What are you resisting?

I am in my second month of this year’s Temple of Light, my online six month group journey. Holding this group allows me free rein to show the very deepest way that I work with people, and it is a really special place for me. But boy, have I resisted it, and other steps out of my comfort zone, along the way!

I am eternally fascinated by how I, and the people I help to support, can grow and evolve. And what I now know to be true is that sometimes, the place of my most surprising and delightful growth is on the other side of discomfort, sometimes extreme discomfort. I don’t mean that I put myself in danger, or do things that are rash or obviously unpleasant. It usually goes more like this:

I am presented with something that is ‘not me’. It seems quite interesting/exciting/appealing but it’s just ‘not me’.

In 2021, my spiritual mentor published some oracle cards through Hay House. I had already worked with Sophie for over a year and trusted her so very deeply. After my many years of learning and training, Sophie stood out as a teacher with utmost integrity. But still, I balked at the idea of oracle cards. I felt that it was a step too far; that it was taking me down a road that I wasn’t sure I wanted to walk. I would be aligning myself with a group that I wasn’t sure I wanted to align with. I felt that I would need to leave behind the part of me that still gets so much pleasure out of working on the sciencey/anatomy/muscles and bones aspect of my clients. I couldn’t see how those parts of me could coexist. But they can. They do.
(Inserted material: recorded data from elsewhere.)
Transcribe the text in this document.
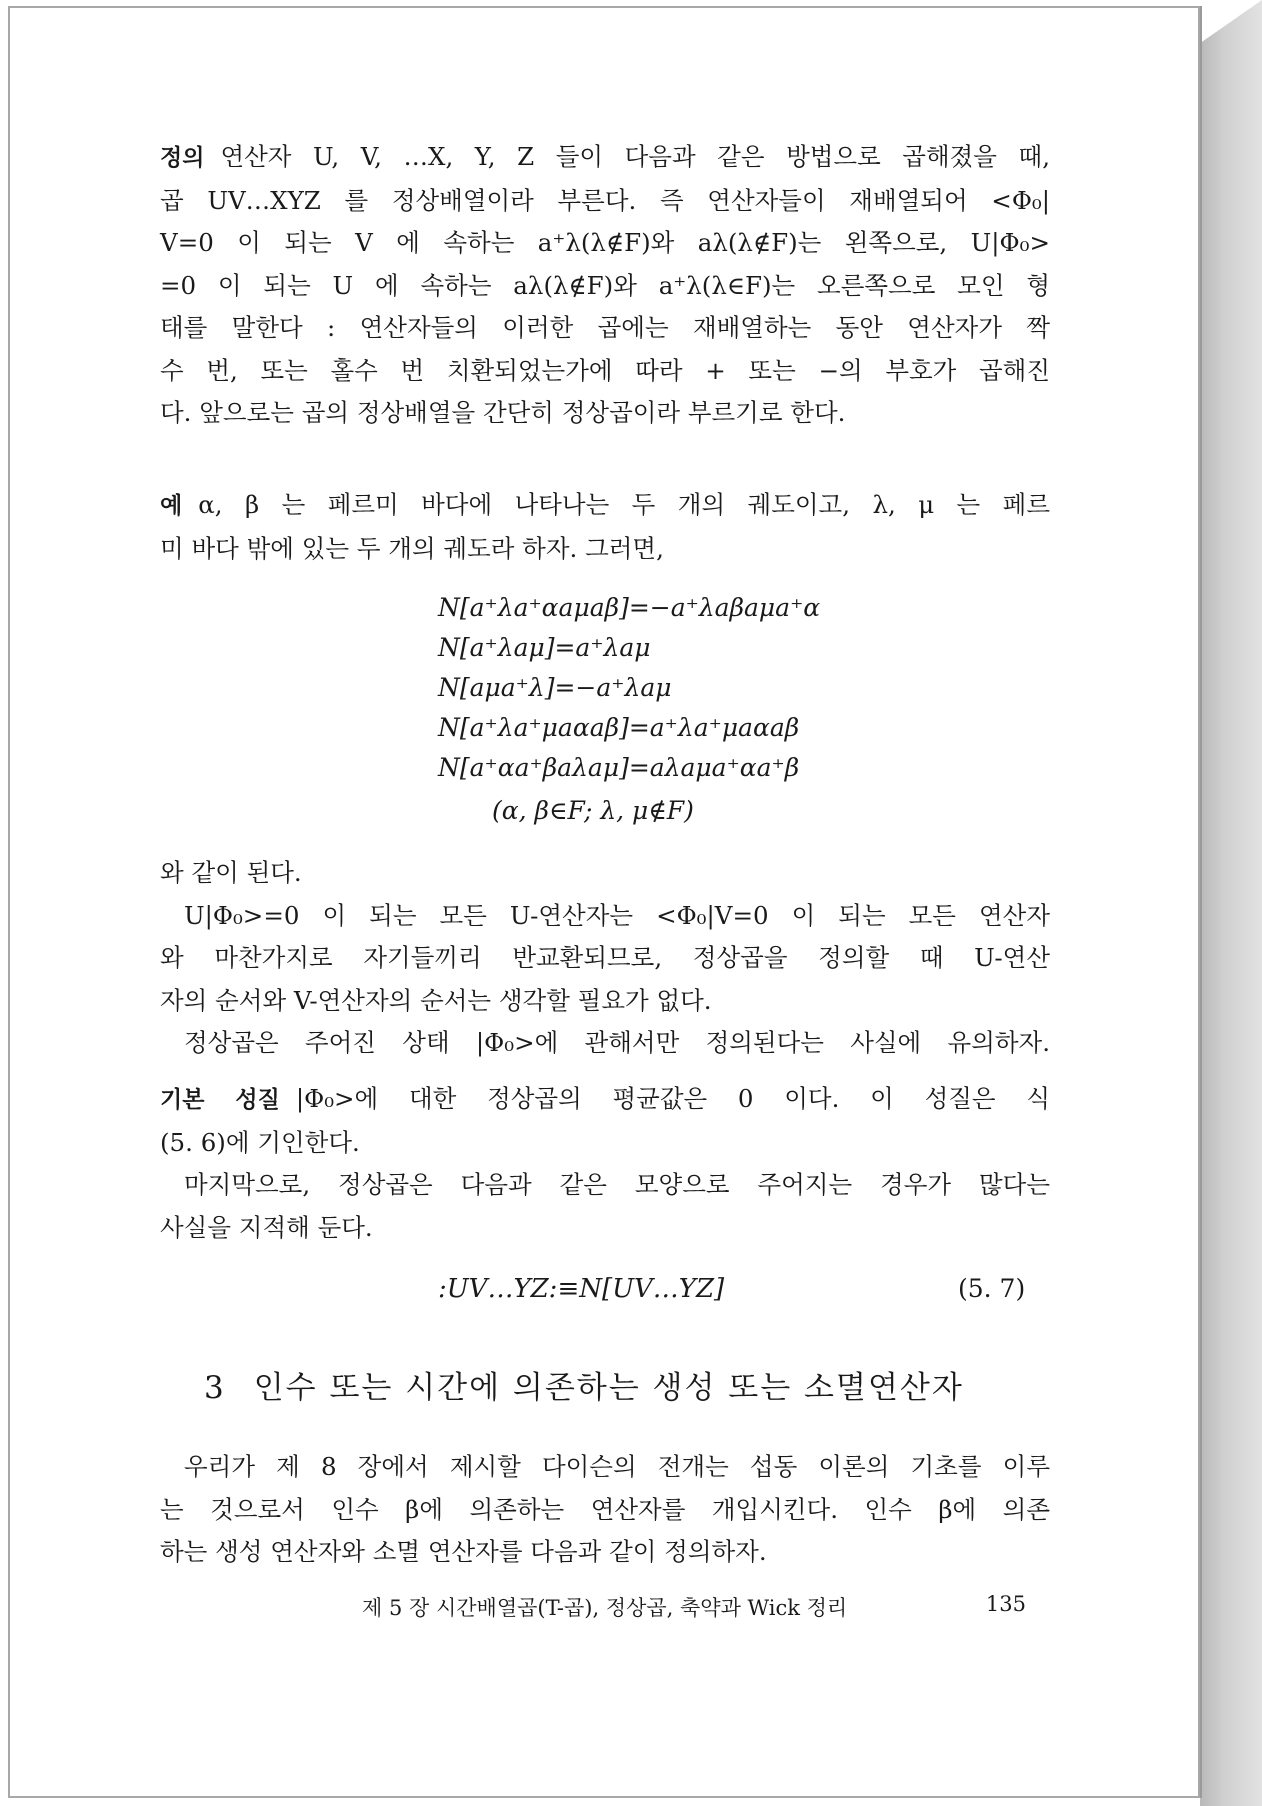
정의 연산자 U, V, …X, Y, Z 들이 다음과 같은 방법으로 곱해졌을 때,

곱 UV…XYZ 를 정상배열이라 부른다. 즉 연산자들이 재배열되어 <Φ₀|

V=0 이 되는 V 에 속하는 a⁺λ(λ∉F)와 aλ(λ∉F)는 왼쪽으로, U|Φ₀>

=0 이 되는 U 에 속하는 aλ(λ∉F)와 a⁺λ(λ∈F)는 오른쪽으로 모인 형

태를 말한다 : 연산자들의 이러한 곱에는 재배열하는 동안 연산자가 짝

수 번, 또는 홀수 번 치환되었는가에 따라 + 또는 −의 부호가 곱해진

다. 앞으로는 곱의 정상배열을 간단히 정상곱이라 부르기로 한다.

예 α, β 는 페르미 바다에 나타나는 두 개의 궤도이고, λ, μ 는 페르

미 바다 밖에 있는 두 개의 궤도라 하자. 그러면,

N[a⁺λa⁺αaμaβ]=−a⁺λaβaμa⁺α
N[a⁺λaμ]=a⁺λaμ
N[aμa⁺λ]=−a⁺λaμ
N[a⁺λa⁺μaαaβ]=a⁺λa⁺μaαaβ
N[a⁺αa⁺βaλaμ]=aλaμa⁺αa⁺β
(α, β∈F; λ, μ∉F)

와 같이 된다.

U|Φ₀>=0 이 되는 모든 U-연산자는 <Φ₀|V=0 이 되는 모든 연산자

와 마찬가지로 자기들끼리 반교환되므로, 정상곱을 정의할 때 U-연산

자의 순서와 V-연산자의 순서는 생각할 필요가 없다.

정상곱은 주어진 상태 |Φ₀>에 관해서만 정의된다는 사실에 유의하자.

기본 성질 |Φ₀>에 대한 정상곱의 평균값은 0 이다. 이 성질은 식

(5. 6)에 기인한다.

마지막으로, 정상곱은 다음과 같은 모양으로 주어지는 경우가 많다는

사실을 지적해 둔다.

:UV…YZ:≡N[UV…YZ]	(5. 7)
3 인수 또는 시간에 의존하는 생성 또는 소멸연산자

우리가 제 8 장에서 제시할 다이슨의 전개는 섭동 이론의 기초를 이루

는 것으로서 인수 β에 의존하는 연산자를 개입시킨다. 인수 β에 의존

하는 생성 연산자와 소멸 연산자를 다음과 같이 정의하자.

제 5 장 시간배열곱(T-곱), 정상곱, 축약과 Wick 정리	135
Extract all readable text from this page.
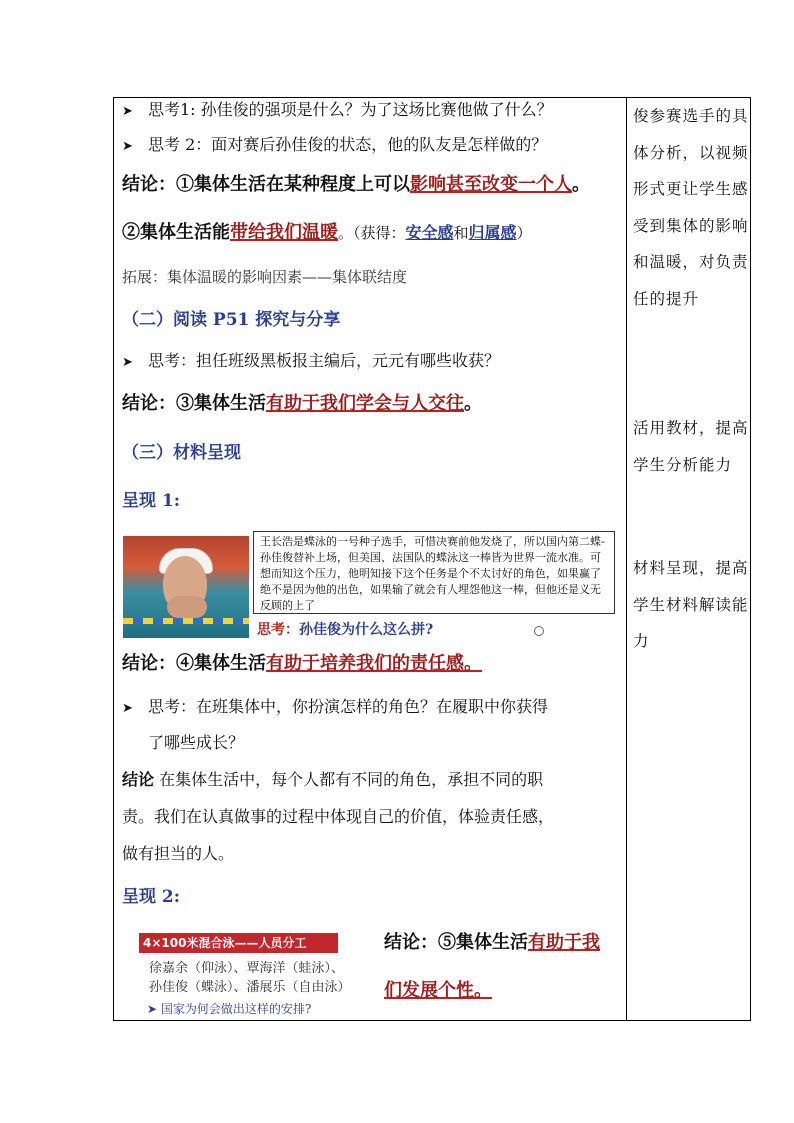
➤ 思考1: 孙佳俊的强项是什么？为了这场比赛他做了什么？
➤ 思考 2：面对赛后孙佳俊的状态，他的队友是怎样做的？
结论：①集体生活在某种程度上可以影响甚至改变一个人。
②集体生活能带给我们温暖。（获得：安全感和归属感）
拓展：集体温暖的影响因素——集体联结度
（二）阅读 P51 探究与分享
➤ 思考：担任班级黑板报主编后，元元有哪些收获？
结论：③集体生活有助于我们学会与人交往。
（三）材料呈现
呈现 1:
王长浩是蝶泳的一号种子选手，可惜决赛前他发烧了，所以国内第二蝶-孙佳俊替补上场，但美国、法国队的蝶泳这一棒皆为世界一流水准。可想而知这个压力，他明知接下这个任务是个不太讨好的角色，如果赢了绝不是因为他的出色，如果输了就会有人埋怨他这一棒，但他还是义无反顾的上了
思考：孙佳俊为什么这么拼?
结论：④集体生活有助于培养我们的责任感。
➤ 思考：在班集体中，你扮演怎样的角色？在履职中你获得
了哪些成长？
结论 在集体生活中，每个人都有不同的角色，承担不同的职
责。我们在认真做事的过程中体现自己的价值，体验责任感，
做有担当的人。
呈现 2:
4×100米混合泳——人员分工
徐嘉余（仰泳）、覃海洋（蛙泳）、
孙佳俊（蝶泳）、潘展乐（自由泳）
➤ 国家为何会做出这样的安排?
结论：⑤集体生活有助于我
们发展个性。

俊参赛选手的具体分析，以视频形式更让学生感受到集体的影响和温暖，对负责任的提升

活用教材，提高学生分析能力

材料呈现，提高学生材料解读能力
What was happening was that I was confusing ‘me’ with all the conditioning and the projected assumptions that I have absorbed over the years of being alive. The assumptions that were shown in clear relief when I was faced with the discomfort of the oracle cards. The Ego, in its role, keeping me safe from change/ridicule/embarrassment despite the gentle push of my Soul to keep growing.

I bought the cards, and began to use them for myself and in my work with clients and they have been a fascinating tool to expand my way of connecting to energy. But, in a way, it wasn’t about the cards at all. It was simply about saying ‘Yes’ to my growing willingness to follow my curiosity, to feel the intuition and then ACT. It’s almost through doing that, I was giving a signal to the universe that I am listening and responding. And then, the growth happens, I am braver and on it goes..

Of course, it’s not about flinging ourselves towards every interesting proposition that comes our way or grasping for answers. Discernment is important. But can you see that ‘thing’ that you resist or shy away from as having a beautiful potential in your life, being an unfolding towards something new and fresh before the closing-down, safety and protetction feeling kicks in? Before the Ego speaks and says ‘I couldn’t do it because…’

Without pressure on yourself, can you notice things like this that may be coming towards you, that you push away, because it’s ‘not you’. Could you be wise and compassionate in your questioning and ask 'What is it about this that I don’t like/doesn’t fit’ instead of dismissing it entirely? Can you dissolve some of the assumptions about who you are to allow inspirations for who you can become?